The problem with this option is that in systems that rely on a central component to orchestrate test execution (such as Cypress), there is no guarantee in which partition tests will be executed, i.e. if you only retry the “failed jobs”, those jobs (upon a retry) may get assigned tests that are passing.

Need to disable “Re-run failed jobs” as otherwise we have deployments with failing tests get deployed to production.

1 Like

Check GITHUB_RUN_ATTEMPT and if the value is > 1, fail.

This will prevent retrying all jobs as well. We still want to allow to retry all jobs.

If there’s a step you need to always run, have it set an output that is the run_attempt, and check that the run_attempt the required step last ran on is the same as the current run_attempt.

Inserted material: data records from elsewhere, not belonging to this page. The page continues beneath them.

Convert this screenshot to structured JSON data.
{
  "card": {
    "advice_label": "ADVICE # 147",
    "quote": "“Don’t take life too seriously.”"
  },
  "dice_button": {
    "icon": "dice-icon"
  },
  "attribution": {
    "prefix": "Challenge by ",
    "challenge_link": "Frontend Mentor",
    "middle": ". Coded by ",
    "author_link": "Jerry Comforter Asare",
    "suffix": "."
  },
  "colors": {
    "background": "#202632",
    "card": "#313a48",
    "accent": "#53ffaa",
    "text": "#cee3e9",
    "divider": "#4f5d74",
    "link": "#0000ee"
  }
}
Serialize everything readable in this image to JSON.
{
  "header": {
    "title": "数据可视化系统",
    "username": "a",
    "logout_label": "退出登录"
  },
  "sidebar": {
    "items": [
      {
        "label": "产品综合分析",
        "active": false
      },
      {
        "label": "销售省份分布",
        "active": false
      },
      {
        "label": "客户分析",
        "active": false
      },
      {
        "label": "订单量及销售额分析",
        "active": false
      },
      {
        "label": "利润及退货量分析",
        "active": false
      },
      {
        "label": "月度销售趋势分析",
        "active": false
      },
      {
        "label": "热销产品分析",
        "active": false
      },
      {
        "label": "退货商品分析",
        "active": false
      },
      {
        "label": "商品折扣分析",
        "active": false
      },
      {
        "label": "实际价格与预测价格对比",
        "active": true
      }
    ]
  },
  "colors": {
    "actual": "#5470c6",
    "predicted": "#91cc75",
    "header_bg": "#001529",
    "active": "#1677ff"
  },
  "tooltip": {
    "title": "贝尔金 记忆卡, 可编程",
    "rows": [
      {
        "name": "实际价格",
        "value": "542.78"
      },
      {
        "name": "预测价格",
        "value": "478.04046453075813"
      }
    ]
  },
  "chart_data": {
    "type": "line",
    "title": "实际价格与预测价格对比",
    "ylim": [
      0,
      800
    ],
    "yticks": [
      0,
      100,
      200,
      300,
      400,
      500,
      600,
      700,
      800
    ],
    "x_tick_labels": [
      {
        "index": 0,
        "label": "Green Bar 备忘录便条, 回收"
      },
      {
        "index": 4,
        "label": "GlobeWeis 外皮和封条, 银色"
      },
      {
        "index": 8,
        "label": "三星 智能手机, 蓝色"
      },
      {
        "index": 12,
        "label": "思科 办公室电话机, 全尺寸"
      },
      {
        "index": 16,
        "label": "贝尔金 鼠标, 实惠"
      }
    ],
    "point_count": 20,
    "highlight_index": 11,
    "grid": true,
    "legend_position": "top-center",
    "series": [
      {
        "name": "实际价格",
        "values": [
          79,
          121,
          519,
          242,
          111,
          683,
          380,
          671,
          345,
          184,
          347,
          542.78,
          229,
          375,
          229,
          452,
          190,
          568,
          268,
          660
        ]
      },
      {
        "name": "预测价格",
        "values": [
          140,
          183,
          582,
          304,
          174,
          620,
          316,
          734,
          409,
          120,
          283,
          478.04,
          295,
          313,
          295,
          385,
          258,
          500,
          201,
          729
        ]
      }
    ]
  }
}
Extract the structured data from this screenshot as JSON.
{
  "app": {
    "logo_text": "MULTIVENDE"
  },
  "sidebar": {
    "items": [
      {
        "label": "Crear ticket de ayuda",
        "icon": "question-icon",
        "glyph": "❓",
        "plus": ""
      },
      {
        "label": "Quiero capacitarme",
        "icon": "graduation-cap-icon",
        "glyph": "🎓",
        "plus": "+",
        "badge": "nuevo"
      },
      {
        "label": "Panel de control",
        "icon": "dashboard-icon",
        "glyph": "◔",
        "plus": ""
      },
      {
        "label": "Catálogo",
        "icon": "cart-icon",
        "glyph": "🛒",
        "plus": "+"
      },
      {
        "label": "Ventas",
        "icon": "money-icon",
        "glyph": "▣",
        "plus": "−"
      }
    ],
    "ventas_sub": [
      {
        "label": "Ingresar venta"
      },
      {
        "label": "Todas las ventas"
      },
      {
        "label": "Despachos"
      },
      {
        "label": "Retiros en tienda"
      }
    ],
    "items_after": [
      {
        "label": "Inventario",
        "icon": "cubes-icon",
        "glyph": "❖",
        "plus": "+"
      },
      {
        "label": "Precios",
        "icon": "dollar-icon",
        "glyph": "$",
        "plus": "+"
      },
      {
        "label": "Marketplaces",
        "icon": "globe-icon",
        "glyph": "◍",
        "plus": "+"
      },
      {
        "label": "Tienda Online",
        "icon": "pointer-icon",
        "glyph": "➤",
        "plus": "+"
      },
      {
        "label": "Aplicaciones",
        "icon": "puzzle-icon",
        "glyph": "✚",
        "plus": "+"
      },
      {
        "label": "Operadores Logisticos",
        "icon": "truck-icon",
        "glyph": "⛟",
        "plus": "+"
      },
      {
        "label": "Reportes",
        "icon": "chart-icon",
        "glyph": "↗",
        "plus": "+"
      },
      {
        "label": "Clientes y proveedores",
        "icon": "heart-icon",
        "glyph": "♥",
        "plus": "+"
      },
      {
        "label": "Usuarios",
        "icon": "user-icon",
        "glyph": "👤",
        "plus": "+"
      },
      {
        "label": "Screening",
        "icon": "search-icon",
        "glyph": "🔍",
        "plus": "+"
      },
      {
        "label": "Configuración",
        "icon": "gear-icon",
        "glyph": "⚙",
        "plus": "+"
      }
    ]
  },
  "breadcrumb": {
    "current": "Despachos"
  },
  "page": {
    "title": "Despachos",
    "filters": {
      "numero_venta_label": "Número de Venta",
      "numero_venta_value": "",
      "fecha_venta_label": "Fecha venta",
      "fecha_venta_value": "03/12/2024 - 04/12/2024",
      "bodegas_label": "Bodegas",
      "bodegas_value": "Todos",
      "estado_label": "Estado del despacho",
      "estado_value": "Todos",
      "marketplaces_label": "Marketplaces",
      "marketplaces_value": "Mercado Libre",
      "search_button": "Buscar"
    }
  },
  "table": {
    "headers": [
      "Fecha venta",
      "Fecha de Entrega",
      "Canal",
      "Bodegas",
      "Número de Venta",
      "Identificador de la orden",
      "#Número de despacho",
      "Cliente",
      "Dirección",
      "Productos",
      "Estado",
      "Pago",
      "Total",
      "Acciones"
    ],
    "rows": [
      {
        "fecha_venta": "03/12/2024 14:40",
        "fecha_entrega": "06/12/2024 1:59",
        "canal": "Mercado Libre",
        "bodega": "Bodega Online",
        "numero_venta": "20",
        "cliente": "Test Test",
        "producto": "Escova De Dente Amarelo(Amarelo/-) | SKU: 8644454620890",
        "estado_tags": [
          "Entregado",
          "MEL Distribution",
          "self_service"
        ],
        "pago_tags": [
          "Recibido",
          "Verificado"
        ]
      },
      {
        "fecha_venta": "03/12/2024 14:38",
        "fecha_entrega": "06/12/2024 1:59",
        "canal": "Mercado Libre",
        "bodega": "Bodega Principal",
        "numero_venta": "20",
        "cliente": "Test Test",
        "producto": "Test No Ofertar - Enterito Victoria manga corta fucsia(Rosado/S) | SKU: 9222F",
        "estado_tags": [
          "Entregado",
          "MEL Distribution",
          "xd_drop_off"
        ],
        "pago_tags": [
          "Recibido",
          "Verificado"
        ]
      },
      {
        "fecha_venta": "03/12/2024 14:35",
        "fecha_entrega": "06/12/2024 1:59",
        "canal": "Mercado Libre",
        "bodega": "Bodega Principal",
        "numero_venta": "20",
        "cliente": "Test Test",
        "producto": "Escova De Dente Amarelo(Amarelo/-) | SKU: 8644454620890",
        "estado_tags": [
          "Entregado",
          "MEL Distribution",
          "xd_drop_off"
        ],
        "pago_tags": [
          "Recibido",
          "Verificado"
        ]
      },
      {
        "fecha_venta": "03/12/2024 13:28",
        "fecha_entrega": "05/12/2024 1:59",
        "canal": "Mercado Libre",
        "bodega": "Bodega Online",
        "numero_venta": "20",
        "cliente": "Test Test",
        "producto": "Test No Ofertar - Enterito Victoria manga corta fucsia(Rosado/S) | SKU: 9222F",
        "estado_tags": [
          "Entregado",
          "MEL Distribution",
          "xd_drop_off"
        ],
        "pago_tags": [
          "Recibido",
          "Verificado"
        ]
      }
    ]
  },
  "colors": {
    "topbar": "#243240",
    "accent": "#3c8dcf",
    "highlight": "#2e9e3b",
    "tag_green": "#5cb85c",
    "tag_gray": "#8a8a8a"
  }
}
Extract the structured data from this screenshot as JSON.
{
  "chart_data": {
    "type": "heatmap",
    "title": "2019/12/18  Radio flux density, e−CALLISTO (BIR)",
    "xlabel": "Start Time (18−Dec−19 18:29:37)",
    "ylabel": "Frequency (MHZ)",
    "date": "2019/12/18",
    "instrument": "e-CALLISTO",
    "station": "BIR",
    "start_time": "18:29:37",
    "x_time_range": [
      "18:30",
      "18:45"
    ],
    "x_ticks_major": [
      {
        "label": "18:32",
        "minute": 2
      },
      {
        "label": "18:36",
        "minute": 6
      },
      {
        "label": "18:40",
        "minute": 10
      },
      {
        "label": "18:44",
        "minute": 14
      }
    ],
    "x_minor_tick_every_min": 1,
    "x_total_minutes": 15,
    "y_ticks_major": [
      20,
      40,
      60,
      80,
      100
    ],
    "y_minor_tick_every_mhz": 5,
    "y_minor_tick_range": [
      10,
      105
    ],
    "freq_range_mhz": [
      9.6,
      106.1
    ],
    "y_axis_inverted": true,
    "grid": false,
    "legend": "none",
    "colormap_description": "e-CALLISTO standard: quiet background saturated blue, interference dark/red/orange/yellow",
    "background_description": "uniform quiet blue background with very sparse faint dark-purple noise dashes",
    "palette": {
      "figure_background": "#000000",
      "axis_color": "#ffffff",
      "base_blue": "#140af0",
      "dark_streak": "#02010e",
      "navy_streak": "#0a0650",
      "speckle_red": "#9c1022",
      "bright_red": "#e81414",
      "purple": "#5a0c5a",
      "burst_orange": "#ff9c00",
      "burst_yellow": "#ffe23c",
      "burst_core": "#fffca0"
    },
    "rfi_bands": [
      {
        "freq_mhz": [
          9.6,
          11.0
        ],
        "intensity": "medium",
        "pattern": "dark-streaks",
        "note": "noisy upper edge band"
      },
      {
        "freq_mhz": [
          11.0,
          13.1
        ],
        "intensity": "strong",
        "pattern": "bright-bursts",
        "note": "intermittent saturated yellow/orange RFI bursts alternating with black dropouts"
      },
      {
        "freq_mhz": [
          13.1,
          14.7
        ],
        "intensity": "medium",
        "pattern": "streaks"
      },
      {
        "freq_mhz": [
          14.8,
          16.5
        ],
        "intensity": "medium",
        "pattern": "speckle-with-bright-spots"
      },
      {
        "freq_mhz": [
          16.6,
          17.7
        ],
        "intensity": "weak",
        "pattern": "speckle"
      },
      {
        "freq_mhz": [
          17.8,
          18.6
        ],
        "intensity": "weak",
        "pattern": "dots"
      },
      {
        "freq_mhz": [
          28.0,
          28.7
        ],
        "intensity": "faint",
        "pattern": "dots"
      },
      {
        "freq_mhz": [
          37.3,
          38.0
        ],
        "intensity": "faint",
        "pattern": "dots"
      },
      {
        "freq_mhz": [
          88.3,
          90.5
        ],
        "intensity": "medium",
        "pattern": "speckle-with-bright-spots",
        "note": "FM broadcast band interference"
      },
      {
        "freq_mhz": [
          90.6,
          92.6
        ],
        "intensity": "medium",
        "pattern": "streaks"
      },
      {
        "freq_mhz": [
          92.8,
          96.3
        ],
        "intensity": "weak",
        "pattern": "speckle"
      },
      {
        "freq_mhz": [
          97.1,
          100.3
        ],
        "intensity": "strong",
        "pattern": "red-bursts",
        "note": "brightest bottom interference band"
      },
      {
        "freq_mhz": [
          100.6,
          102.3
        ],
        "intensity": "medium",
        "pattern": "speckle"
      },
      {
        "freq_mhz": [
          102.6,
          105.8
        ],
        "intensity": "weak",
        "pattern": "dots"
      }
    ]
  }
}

That’s probably the easiest patch.

1 Like

We have this step, which is a matrix of all integration tests.

test_integrations:
  name: Integration Tests
  runs-on:
    - self-hosted
    - contra-general-purpose
  steps:
    - env:
        CWA_PROXY_API: "true"
        CWA_USE_LOCAL_HTTPS: "true"
        DOPPLER_TOKEN: ${{ secrets.DOPPLER_TOKEN }}
      name: Run integration tests
      run: doppler run -- yarn ts-node --transpile-only server/index.ts --run-integration-tests
  strategy:
    matrix:
      containers:
        - 1
        - 2
        - 3
        - 4
        - 5
        - 6
        - 7
        - 8
        - 9
        - 10
  timeout-minutes: 20

If one is retried, all of them have to be retried.

I stumbled upon this question because re-running a subset of jobs is problematic for my matrix strategy workflow as well. In my case, I’m using 5 containers for a Cypress Dashboard integrated job. As the author of this thread points out, there is orchestration that occurs with the matrix where running an individual failed job (container run) will not work properly b/c the necessary matrix-level orchestration never occurs.

It would be very helpful if you could disable the ability to re-run failed jobs at the repository level or workflow level. Re-running all jobs is not a problem.